Les efforts consentis en matière de rationalisation de la détention préventive ont permis d’en réduire le taux, a indiqué, lundi à Tanger, Moulay El Hassan Daki, procureur général près la Cour de Cassation, Président du Ministère public.
Intervenant à l’ouverture du 5è séminaire régional sur “la rationalisation de la détention préventive”, M. Daki a précisé que les efforts déployés jusqu’à présent ont permis de réduire le taux de détention préventive, atteignant 43% de la population carcérale totale (89.814 détenus) à fin novembre, contre 45,25% à fin septembre.

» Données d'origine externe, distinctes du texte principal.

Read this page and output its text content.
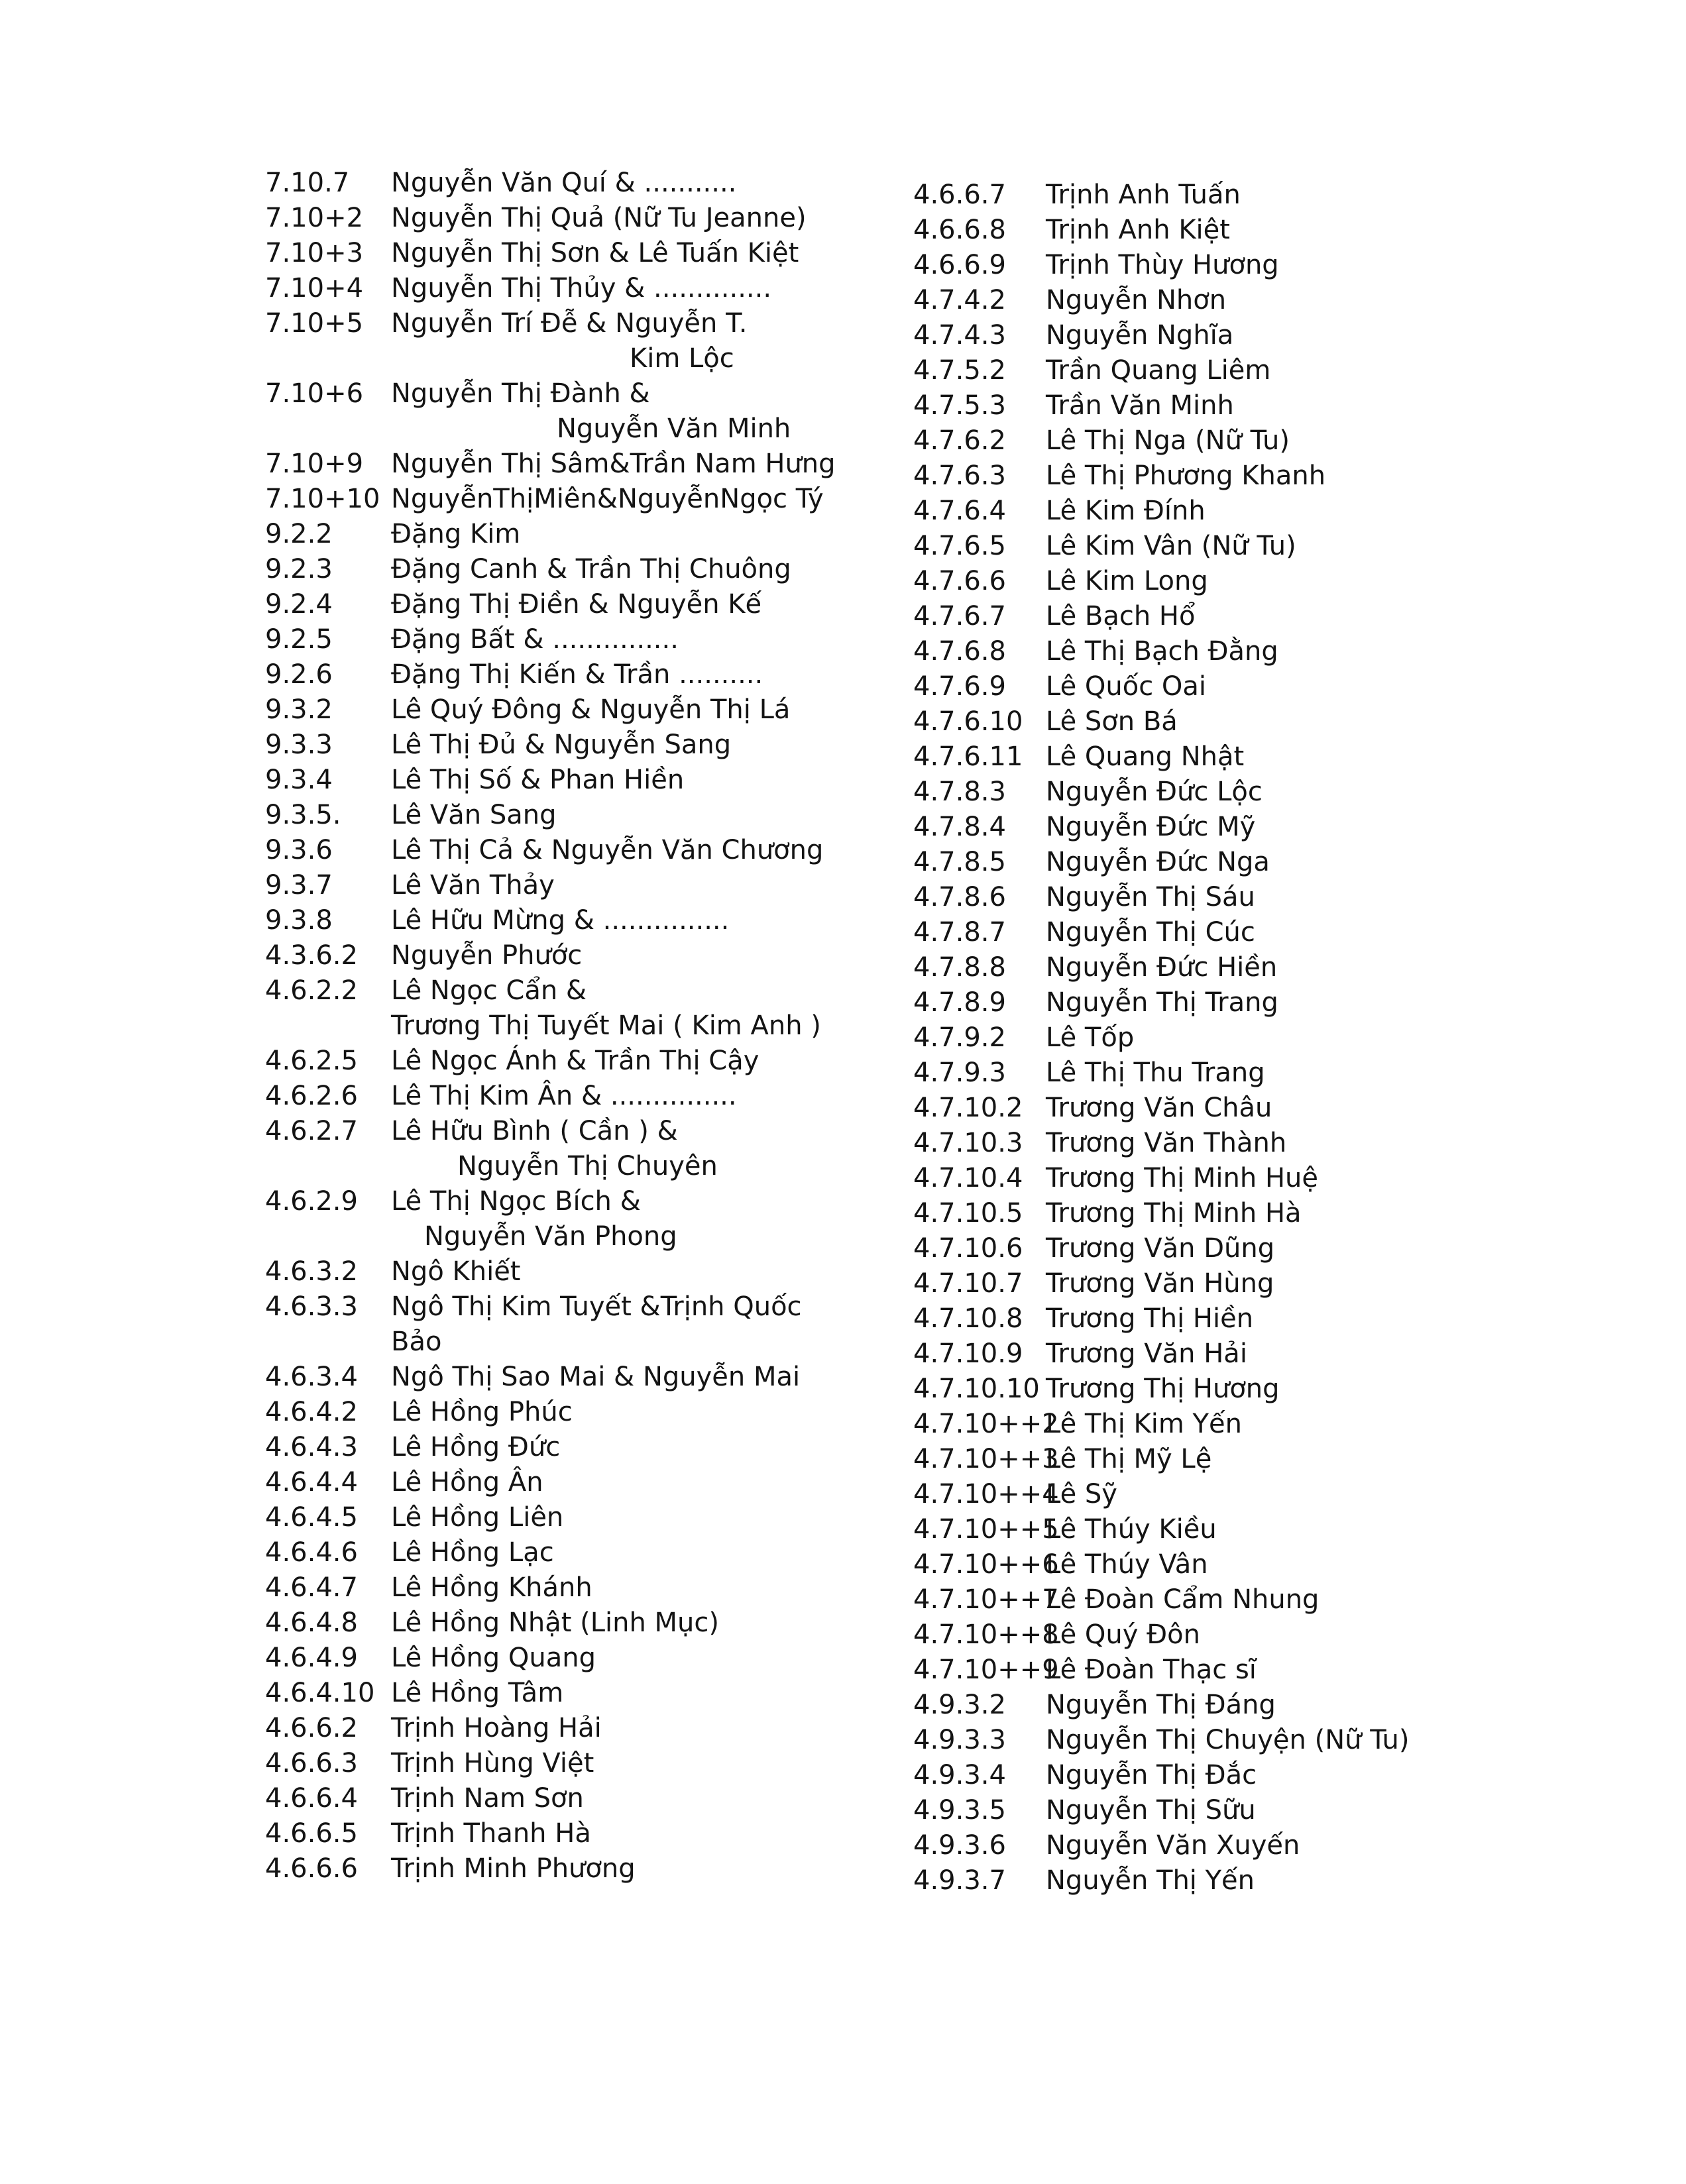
7.10.7 Nguyễn Văn Quí & ...........
7.10+2 Nguyễn Thị Quả (Nữ Tu Jeanne)
7.10+3 Nguyễn Thị Sơn & Lê Tuấn Kiệt
7.10+4 Nguyễn Thị Thủy & ..............
7.10+5 Nguyễn Trí Đễ & Nguyễn T.
Kim Lộc
7.10+6 Nguyễn Thị Đành &
Nguyễn Văn Minh
7.10+9 Nguyễn Thị Sâm&Trần Nam Hưng
7.10+10 NguyễnThịMiên&NguyễnNgọc Tý
9.2.2 Đặng Kim
9.2.3 Đặng Canh & Trần Thị Chuông
9.2.4 Đặng Thị Điền & Nguyễn Kế
9.2.5 Đặng Bất & ...............
9.2.6 Đặng Thị Kiến & Trần ..........
9.3.2 Lê Quý Đông & Nguyễn Thị Lá
9.3.3 Lê Thị Đủ & Nguyễn Sang
9.3.4 Lê Thị Số & Phan Hiền
9.3.5. Lê Văn Sang
9.3.6 Lê Thị Cả & Nguyễn Văn Chương
9.3.7 Lê Văn Thảy
9.3.8 Lê Hữu Mừng & ...............
4.3.6.2 Nguyễn Phước
4.6.2.2 Lê Ngọc Cẩn &
Trương Thị Tuyết Mai ( Kim Anh )
4.6.2.5 Lê Ngọc Ánh & Trần Thị Cậy
4.6.2.6 Lê Thị Kim Ân & ...............
4.6.2.7 Lê Hữu Bình ( Cần ) &
Nguyễn Thị Chuyên
4.6.2.9 Lê Thị Ngọc Bích &
Nguyễn Văn Phong
4.6.3.2 Ngô Khiết
4.6.3.3 Ngô Thị Kim Tuyết &Trịnh Quốc
Bảo
4.6.3.4 Ngô Thị Sao Mai & Nguyễn Mai
4.6.4.2 Lê Hồng Phúc
4.6.4.3 Lê Hồng Đức
4.6.4.4 Lê Hồng Ân
4.6.4.5 Lê Hồng Liên
4.6.4.6 Lê Hồng Lạc
4.6.4.7 Lê Hồng Khánh
4.6.4.8 Lê Hồng Nhật (Linh Mục)
4.6.4.9 Lê Hồng Quang
4.6.4.10 Lê Hồng Tâm
4.6.6.2 Trịnh Hoàng Hải
4.6.6.3 Trịnh Hùng Việt
4.6.6.4 Trịnh Nam Sơn
4.6.6.5 Trịnh Thanh Hà
4.6.6.6 Trịnh Minh Phương
4.6.6.7 Trịnh Anh Tuấn
4.6.6.8 Trịnh Anh Kiệt
4.6.6.9 Trịnh Thùy Hương
4.7.4.2 Nguyễn Nhơn
4.7.4.3 Nguyễn Nghĩa
4.7.5.2 Trần Quang Liêm
4.7.5.3 Trần Văn Minh
4.7.6.2 Lê Thị Nga (Nữ Tu)
4.7.6.3 Lê Thị Phương Khanh
4.7.6.4 Lê Kim Đính
4.7.6.5 Lê Kim Vân (Nữ Tu)
4.7.6.6 Lê Kim Long
4.7.6.7 Lê Bạch Hổ
4.7.6.8 Lê Thị Bạch Đằng
4.7.6.9 Lê Quốc Oai
4.7.6.10 Lê Sơn Bá
4.7.6.11 Lê Quang Nhật
4.7.8.3 Nguyễn Đức Lộc
4.7.8.4 Nguyễn Đức Mỹ
4.7.8.5 Nguyễn Đức Nga
4.7.8.6 Nguyễn Thị Sáu
4.7.8.7 Nguyễn Thị Cúc
4.7.8.8 Nguyễn Đức Hiền
4.7.8.9 Nguyễn Thị Trang
4.7.9.2 Lê Tốp
4.7.9.3 Lê Thị Thu Trang
4.7.10.2 Trương Văn Châu
4.7.10.3 Trương Văn Thành
4.7.10.4 Trương Thị Minh Huệ
4.7.10.5 Trương Thị Minh Hà
4.7.10.6 Trương Văn Dũng
4.7.10.7 Trương Văn Hùng
4.7.10.8 Trương Thị Hiền
4.7.10.9 Trương Văn Hải
4.7.10.10 Trương Thị Hương
4.7.10++2
Lê Thị Kim Yến
4.7.10++3
Lê Thị Mỹ Lệ
4.7.10++4
Lê Sỹ
4.7.10++5
Lê Thúy Kiều
4.7.10++6
Lê Thúy Vân
4.7.10++7
Lê Đoàn Cẩm Nhung
4.7.10++8
Lê Quý Đôn
4.7.10++9
Lê Đoàn Thạc sĩ
4.9.3.2 Nguyễn Thị Đáng
4.9.3.3 Nguyễn Thị Chuyện (Nữ Tu)
4.9.3.4 Nguyễn Thị Đắc
4.9.3.5 Nguyễn Thị Sữu
4.9.3.6 Nguyễn Văn Xuyến
4.9.3.7 Nguyễn Thị Yến
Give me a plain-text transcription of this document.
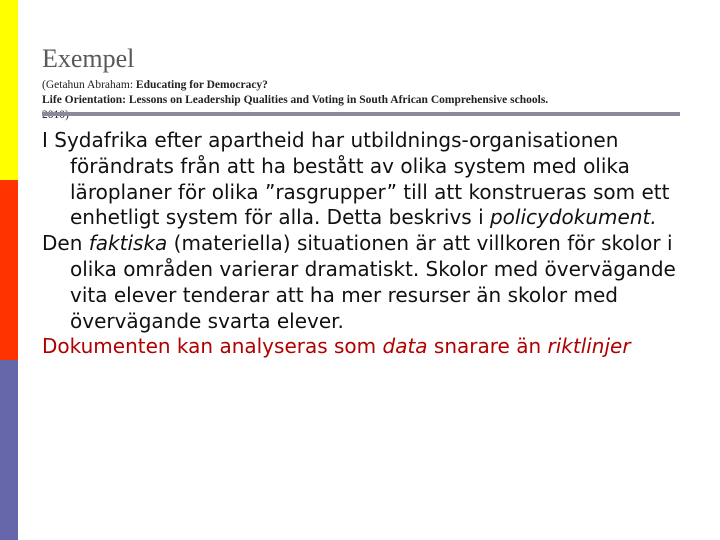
Exempel
(Getahun Abraham: Educating for Democracy?
Life Orientation: Lessons on Leadership Qualities and Voting in South African Comprehensive schools.

I Sydafrika efter apartheid har utbildnings-organisationen förändrats från att ha bestått av olika system med olika läroplaner för olika ”rasgrupper” till att konstrueras som ett enhetligt system för alla. Detta beskrivs i policydokument.

Den faktiska (materiella) situationen är att villkoren för skolor i olika områden varierar dramatiskt. Skolor med övervägande vita elever tenderar att ha mer resurser än skolor med övervägande svarta elever.

Dokumenten kan analyseras som data snarare än riktlinjer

Ce taux a oscillé entre 44 et 45% tout au long de l’année 2021, a poursuivi le responsable,formulant le souhait que la réduction du taux de détention préventive puisse continuer dans un futur proche, grâce aux efforts concertés par l’ensemble des intervenants dans le domaine de la justice, notamment la justice répressive.
La propagation de la pandémie du nouveau coronavirus a eu des répercussions négatives sur le bon déroulement de la justice en général et sur la cadence de traitement des dossiers des détenus préventifs en particulier, a fait savoir M. Daki, notant que cette situation exige de tous de redoubler d’efforts en rationalisant le recours à la détention préventive lors de l’engagement des poursuites, ou encore de faire montre d’efficience en termes de rendement lorsqu’il s’agit du traitement des dossiers des détenus et de l’émission de jugements ou encore l’accélération de la procédure de transfert des dossiers des détenus préventifs, objet de recours, vers une juridiction suprême.
L’engagement des poursuites en état d’arrestation ne doit être applicable que dans des cas exceptionnels, a-t-il relevé, insistant sur la nécessité d’offrir des arguments juridiques solides, tels que définis dans les articles 47, 73 et 74 du Code de procédure pénale.
La gestion de la détention préventive est parmi les sujets qui jouissent d’un intérêt particulier de la part de la Présidence du Ministère public, comme en témoigne le grand nombre de circulaires à ce sujet, a ajouté M. Daki, notant que ces circulaires reflètent l’importance accordée à la protection des libertés, compte tenu de la responsabilité des magistrats dans la gestion et la rationalisation de la détention préventive, ainsi que la protection des droits et des libertés, conformément à l’article 117 de la Constitution.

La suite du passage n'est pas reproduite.